Turning to the amendments, I counsel the Government not to go against the grain when pushing through the Bill and the important powers it will enable. The Government themselves have spoken about building back better after the lockdown and Covid-19. There have been many negatives and terrible impacts of Covid-19 and the lockdown over recent months, but for those of us lucky enough to have had the opportunity to leave our homes, at times it has also been a pleasure to reclaim our streets and parks for walks or runs and relaxation. Many people have commented on that.

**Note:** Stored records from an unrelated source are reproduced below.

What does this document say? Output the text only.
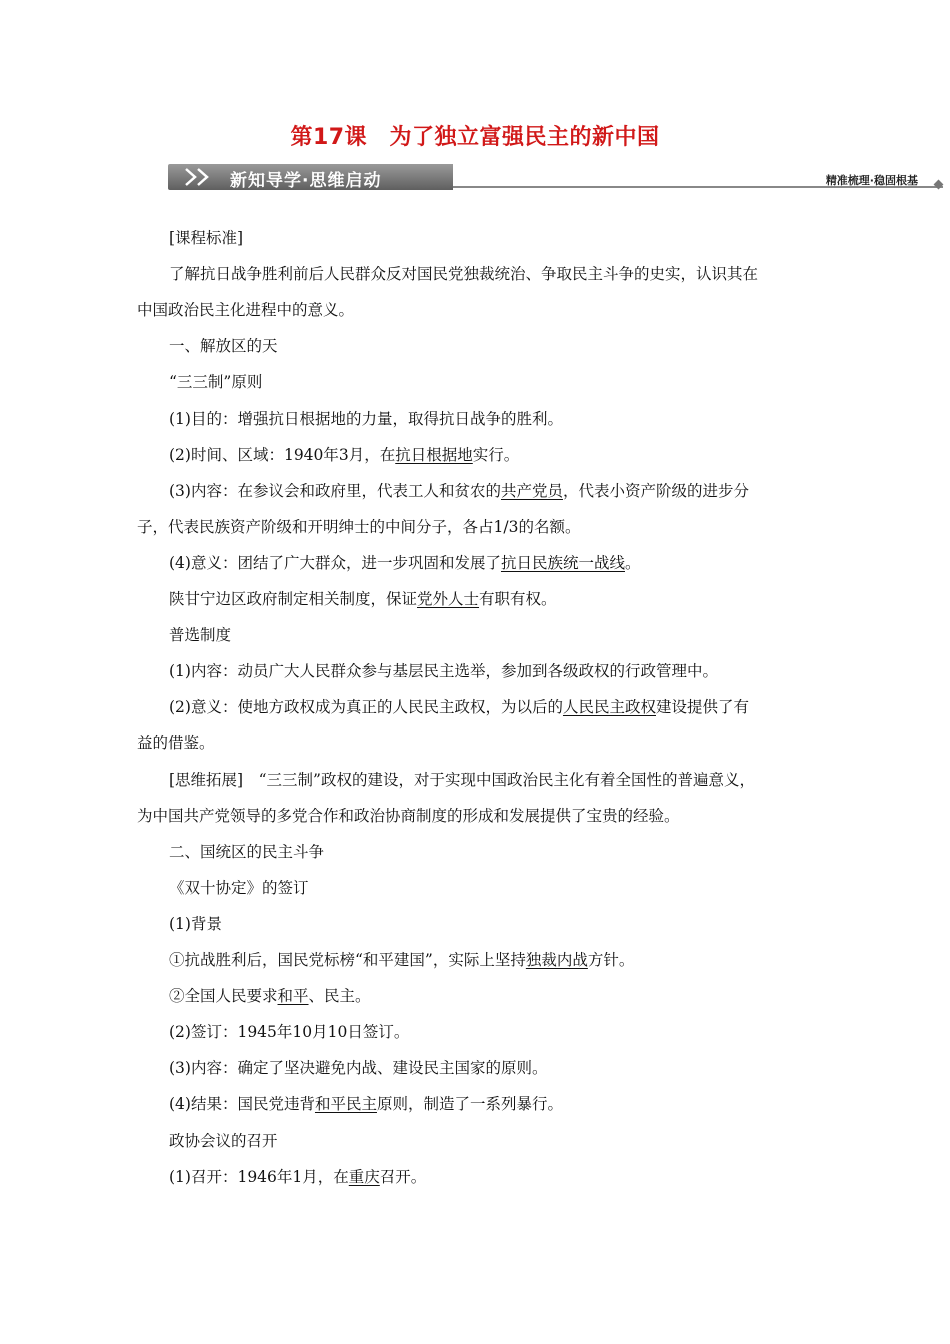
第17课　为了独立富强民主的新中国
新知导学·思维启动	精准梳理·稳固根基

[课程标准]

了解抗日战争胜利前后人民群众反对国民党独裁统治、争取民主斗争的史实，认识其在

中国政治民主化进程中的意义。

一、解放区的天

“三三制”原则

(1)目的：增强抗日根据地的力量，取得抗日战争的胜利。

(2)时间、区域：1940年3月，在抗日根据地实行。

(3)内容：在参议会和政府里，代表工人和贫农的共产党员，代表小资产阶级的进步分

子，代表民族资产阶级和开明绅士的中间分子，各占1/3的名额。

(4)意义：团结了广大群众，进一步巩固和发展了抗日民族统一战线。

陕甘宁边区政府制定相关制度，保证党外人士有职有权。

普选制度

(1)内容：动员广大人民群众参与基层民主选举，参加到各级政权的行政管理中。

(2)意义：使地方政权成为真正的人民民主政权，为以后的人民民主政权建设提供了有

益的借鉴。

[思维拓展]　“三三制”政权的建设，对于实现中国政治民主化有着全国性的普遍意义，

为中国共产党领导的多党合作和政治协商制度的形成和发展提供了宝贵的经验。

二、国统区的民主斗争

《双十协定》的签订

(1)背景

①抗战胜利后，国民党标榜“和平建国”，实际上坚持独裁内战方针。

②全国人民要求和平、民主。

(2)签订：1945年10月10日签订。

(3)内容：确定了坚决避免内战、建设民主国家的原则。

(4)结果：国民党违背和平民主原则，制造了一系列暴行。

政协会议的召开

(1)召开：1946年1月，在重庆召开。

On the issue of off-sales, which I mentioned last week and which will come up later in Committee, I think it would be wrong for those to become too readily available in a society where they are already far too readily available. That is a major mistake. Also, we cannot talk about “building back better” if we leave people out of the equation. Without the amendment so ably introduced by the noble Lord, Lord Holmes of Richmond, whose introduction to this group was excellent, and without the consultation that was so well described by my noble friend Lord Harris, we will be, yes, rightly encouraging businesses to become entrepreneurial in this new environment and encouraging customers to go out and enjoy the hospitality of those businesses, but if we do that to the exclusion of sections of our society, whether they are there as customers or are just passing by, that will be a terrible error. We should leave no one behind as we emerge from this lockdown period.

I urge the Government not to go ahead with the Bill in its current form just because it has been through the House of Commons and because it was drafted by Ministers and officials before these debates but to listen to the debates and make the changes. They will get a much stronger welcome in the country for the Bill when enacted, and it will be more successful as a result, if it involves everybody and does not leave anybody behind.